Column: Nervous Chicago White Sox fans?  "If you don't like that, this probably isn't your place," says former slugger Paul Konerko.

These are tough times for Chicago White Sox fans.

The team they’ve waited years for has been stuck in neutral for nearly four months, greeting every big win with a debilitating loss.

The Hall of Fame manager has not been the answer, and many feel he is part of the problem. Some of the promising young stars who signed long-term deals before lifting a finger in the big leagues have fallen short of expectations due to injuries or inconsistency. The much-hyped collection of guns in the bullpen has been up one day, down the next, and unavailable to throw when it’s needed most.

It has been one thing after another, culminating in a shaking head, upset stomach, 6-5 loss to the Colorado Rockies on Wednesday in a game so horrible it even ruined the day off on a beautiful Thursday afternoon in Chicago.

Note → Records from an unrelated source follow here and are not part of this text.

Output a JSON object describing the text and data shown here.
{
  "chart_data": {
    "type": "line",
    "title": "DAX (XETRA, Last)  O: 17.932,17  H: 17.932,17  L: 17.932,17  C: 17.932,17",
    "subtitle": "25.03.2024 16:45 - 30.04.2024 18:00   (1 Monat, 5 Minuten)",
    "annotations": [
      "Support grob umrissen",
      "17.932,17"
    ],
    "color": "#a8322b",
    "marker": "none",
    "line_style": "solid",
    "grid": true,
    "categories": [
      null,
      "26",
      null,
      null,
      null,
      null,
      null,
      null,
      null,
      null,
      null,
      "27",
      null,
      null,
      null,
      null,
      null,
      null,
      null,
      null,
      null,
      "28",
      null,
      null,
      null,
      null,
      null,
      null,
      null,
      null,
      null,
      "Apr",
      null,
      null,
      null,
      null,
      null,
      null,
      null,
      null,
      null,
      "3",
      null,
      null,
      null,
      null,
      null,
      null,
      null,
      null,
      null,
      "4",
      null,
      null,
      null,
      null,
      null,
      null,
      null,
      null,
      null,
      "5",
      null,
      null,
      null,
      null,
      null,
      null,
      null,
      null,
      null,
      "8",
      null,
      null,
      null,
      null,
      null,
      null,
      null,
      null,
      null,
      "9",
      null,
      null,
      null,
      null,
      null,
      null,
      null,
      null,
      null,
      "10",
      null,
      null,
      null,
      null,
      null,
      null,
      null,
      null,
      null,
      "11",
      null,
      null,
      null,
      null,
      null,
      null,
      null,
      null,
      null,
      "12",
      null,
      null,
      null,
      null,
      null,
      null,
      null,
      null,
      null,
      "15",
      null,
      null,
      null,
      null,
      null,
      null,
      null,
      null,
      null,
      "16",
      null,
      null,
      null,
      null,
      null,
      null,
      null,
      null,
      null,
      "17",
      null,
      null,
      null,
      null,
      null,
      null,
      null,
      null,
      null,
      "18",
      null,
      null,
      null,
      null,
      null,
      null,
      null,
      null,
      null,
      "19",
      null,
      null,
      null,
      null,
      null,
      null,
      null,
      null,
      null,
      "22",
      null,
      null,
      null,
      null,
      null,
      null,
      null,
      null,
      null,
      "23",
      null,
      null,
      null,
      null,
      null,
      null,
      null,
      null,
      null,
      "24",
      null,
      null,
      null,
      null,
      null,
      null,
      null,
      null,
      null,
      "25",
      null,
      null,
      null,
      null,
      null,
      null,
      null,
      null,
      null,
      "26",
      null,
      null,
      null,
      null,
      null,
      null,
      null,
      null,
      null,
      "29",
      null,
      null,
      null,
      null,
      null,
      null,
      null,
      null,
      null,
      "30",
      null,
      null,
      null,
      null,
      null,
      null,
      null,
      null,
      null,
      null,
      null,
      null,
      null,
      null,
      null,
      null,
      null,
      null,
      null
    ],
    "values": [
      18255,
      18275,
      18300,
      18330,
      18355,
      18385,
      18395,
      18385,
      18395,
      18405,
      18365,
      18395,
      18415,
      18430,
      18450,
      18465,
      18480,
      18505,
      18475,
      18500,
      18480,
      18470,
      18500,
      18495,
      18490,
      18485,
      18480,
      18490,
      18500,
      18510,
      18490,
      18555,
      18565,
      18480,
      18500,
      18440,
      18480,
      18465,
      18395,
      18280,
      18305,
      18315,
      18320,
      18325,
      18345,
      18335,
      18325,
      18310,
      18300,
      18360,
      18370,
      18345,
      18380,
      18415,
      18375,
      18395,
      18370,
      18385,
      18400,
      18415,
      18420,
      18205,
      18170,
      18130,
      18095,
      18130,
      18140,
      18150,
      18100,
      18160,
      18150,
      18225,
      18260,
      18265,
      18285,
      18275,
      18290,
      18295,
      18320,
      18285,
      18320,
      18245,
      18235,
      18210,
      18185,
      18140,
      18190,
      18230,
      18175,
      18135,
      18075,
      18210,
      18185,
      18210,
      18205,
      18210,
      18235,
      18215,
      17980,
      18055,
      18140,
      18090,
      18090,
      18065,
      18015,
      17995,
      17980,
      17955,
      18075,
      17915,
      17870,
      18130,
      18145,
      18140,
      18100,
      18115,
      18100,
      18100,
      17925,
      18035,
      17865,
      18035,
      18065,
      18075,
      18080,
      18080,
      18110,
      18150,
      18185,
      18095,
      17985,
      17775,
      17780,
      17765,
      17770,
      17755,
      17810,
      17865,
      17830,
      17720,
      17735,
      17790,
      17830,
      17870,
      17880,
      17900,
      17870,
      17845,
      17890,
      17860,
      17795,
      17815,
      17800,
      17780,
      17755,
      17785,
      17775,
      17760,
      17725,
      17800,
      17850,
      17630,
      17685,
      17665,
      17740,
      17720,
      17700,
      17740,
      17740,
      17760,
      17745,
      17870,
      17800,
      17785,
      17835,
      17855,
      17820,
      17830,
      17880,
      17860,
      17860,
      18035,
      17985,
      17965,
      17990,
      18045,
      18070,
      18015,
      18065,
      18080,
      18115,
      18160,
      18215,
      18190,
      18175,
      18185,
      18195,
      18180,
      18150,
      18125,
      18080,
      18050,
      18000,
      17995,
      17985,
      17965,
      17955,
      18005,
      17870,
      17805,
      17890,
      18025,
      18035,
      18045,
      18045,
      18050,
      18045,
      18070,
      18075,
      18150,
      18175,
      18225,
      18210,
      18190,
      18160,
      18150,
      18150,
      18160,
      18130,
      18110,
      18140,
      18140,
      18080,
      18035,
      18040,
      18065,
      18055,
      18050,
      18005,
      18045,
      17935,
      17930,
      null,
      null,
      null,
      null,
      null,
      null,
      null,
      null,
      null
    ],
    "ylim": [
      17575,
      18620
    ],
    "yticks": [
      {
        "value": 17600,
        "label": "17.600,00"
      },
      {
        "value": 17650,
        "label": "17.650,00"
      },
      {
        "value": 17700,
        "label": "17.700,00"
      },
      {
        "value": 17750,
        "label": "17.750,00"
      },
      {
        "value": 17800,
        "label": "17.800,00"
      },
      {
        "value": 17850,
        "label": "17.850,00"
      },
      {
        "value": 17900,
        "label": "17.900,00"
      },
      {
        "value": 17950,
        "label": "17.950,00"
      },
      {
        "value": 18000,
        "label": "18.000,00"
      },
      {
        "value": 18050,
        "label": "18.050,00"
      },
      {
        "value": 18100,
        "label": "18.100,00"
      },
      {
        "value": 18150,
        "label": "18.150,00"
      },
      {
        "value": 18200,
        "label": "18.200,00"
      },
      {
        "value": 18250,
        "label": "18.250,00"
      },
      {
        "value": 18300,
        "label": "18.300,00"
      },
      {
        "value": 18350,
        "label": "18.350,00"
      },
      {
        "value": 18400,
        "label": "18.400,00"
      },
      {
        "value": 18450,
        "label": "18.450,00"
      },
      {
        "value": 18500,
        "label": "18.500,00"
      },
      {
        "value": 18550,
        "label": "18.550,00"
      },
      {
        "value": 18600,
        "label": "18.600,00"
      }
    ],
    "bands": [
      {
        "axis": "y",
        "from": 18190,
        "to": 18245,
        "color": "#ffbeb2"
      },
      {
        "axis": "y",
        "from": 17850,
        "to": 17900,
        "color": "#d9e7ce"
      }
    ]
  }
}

The Red Sox return to Guaranteed Rate Field Friday night with a .500 record, three games behind the first-place Minnesota Twins with a chance to make a move in the League Central. American against the Oakland Athletics, the worst team in the American League.

But no one can get too confident, even with Lance Lynn taking the mound after his best performance since his return.

Sox fan angst could be at an all-time high, making this upcoming homestand against the A’s and Kansas City Royals more important than ever.

When trying to gauge the state of mind of Sox fans, I turned to an expert, former first baseman Paul Konerko, who was visiting town with his three children. I have known Konerko since covering the Sox as a beat writer in the early 2000s, but hadn’t spoken to him since he retired after the 2014 season.

Konerko suggested that Red Sox players should have tough skin because no one will coddle them if things go wrong.

“Any city that has two teams where you fight and strive to be the talk of the town for over 100 years, you definitely create an advantage there that other cities don’t get because you’re the only show in town. Konerko said.

“My perception as a player who played here was quite simple: I felt that every time I was criticized, I deserved it. Every time I was doing well, they cheered me on and were proud to have me as a player.

“It was the right amount, never overboard. Maybe a couple of times, but I felt like everything I was getting in terms of feedback was pretty much on point. You didn’t have just blind support, blind cheers, like ‘Oh, we’re behind you 100%,’ even if you don’t do anything on the pitch.

“If you don’t like that, this probably isn’t your place. I felt that that was a good thing and I didn’t shy away from it. I felt they were fair. I had moments, a stretch or even half a season where I wasn’t good, and I felt like what I got was deserved. I got booed a couple of times, like in 2003 or 2008, when I had some really bad starts.

“But I always felt like they knew the effort was there. They never questioned the story behind the scenes. It was just about production and not doing it right.”

The Red Sox have not produced as expected, especially at the Guaranteed Rate. They enter Friday with a 21-27 record at home, a vexing issue for which manager Tony La Russa and his players have no explanation. Last season, the Sox went 53-28 at home with most of the same players, sailing to the Central title.

History says the Sox must have a winning record at home if they are to play in October. None of the 11 Sox teams that have played in the postseason since the 1906 World Series have been under .500 at their stadium, be it South Side Park, the old Comiskey Park or the new Comiskey Park, which has since it has been renamed twice.

Konerko knows Sox fans will root for the team in the summer, but only if it shows in the spring. They don’t understand the tourists who help pack Wrigley Field, even for a terrible Cubs team, but the ones that do show up are vocal, whether it’s cheering or singing “Fire Tony”.

“I was with someone last night, he was 60 years old and he said he had been to a billion Red Sox games, but the funniest game he had ever been to was the 2008 Blackout game (the division playoff against the Twins)” Konerko said. “And that includes the World Series, everything. It was the most memorable White Sox game of his life.

“I don’t know much about other places, because I’ve been here a long time, so this is my only context. But I feel like they’re good, hard-working people who know the game and aren’t blind to what’s going on. They understand what makes a guy beat, or when a guy saves a run with a good play. There are other teams that don’t notice that kind of thing, where someone hits a popup and everyone in the building thinks it’s gone. Not here.”

The Red Sox are averaging 24,364 fans per game, ranking 18th in the majors despite starting the season with World Series expectations. Konerko said that’s not surprising, since Sox fans are known for having a wait-and-see attitude.

“As a team, because of a lot of different variables that you know, this fan base is like, ‘Hey, we’re going to come out and be behind you in July and August. Show us you’re a good team,'” he said.

“Some might say, ‘Well, why not start from the beginning?’ But I always felt like it was a good target for us every time. Do you want people to pack the house? Be first in July and August. And they were. I wish we had done it more often.”

The Sox haven’t been back to the World Series since the 2005 season, when Ozzie Guillen’s team fulfilled their fans’ wildest dreams. They still hope that the 2022 team, with all its talent and resources, can replicate that season.

But for now, it’s still a wait and see.

Source link

Leave a Reply

Your email address will not be published.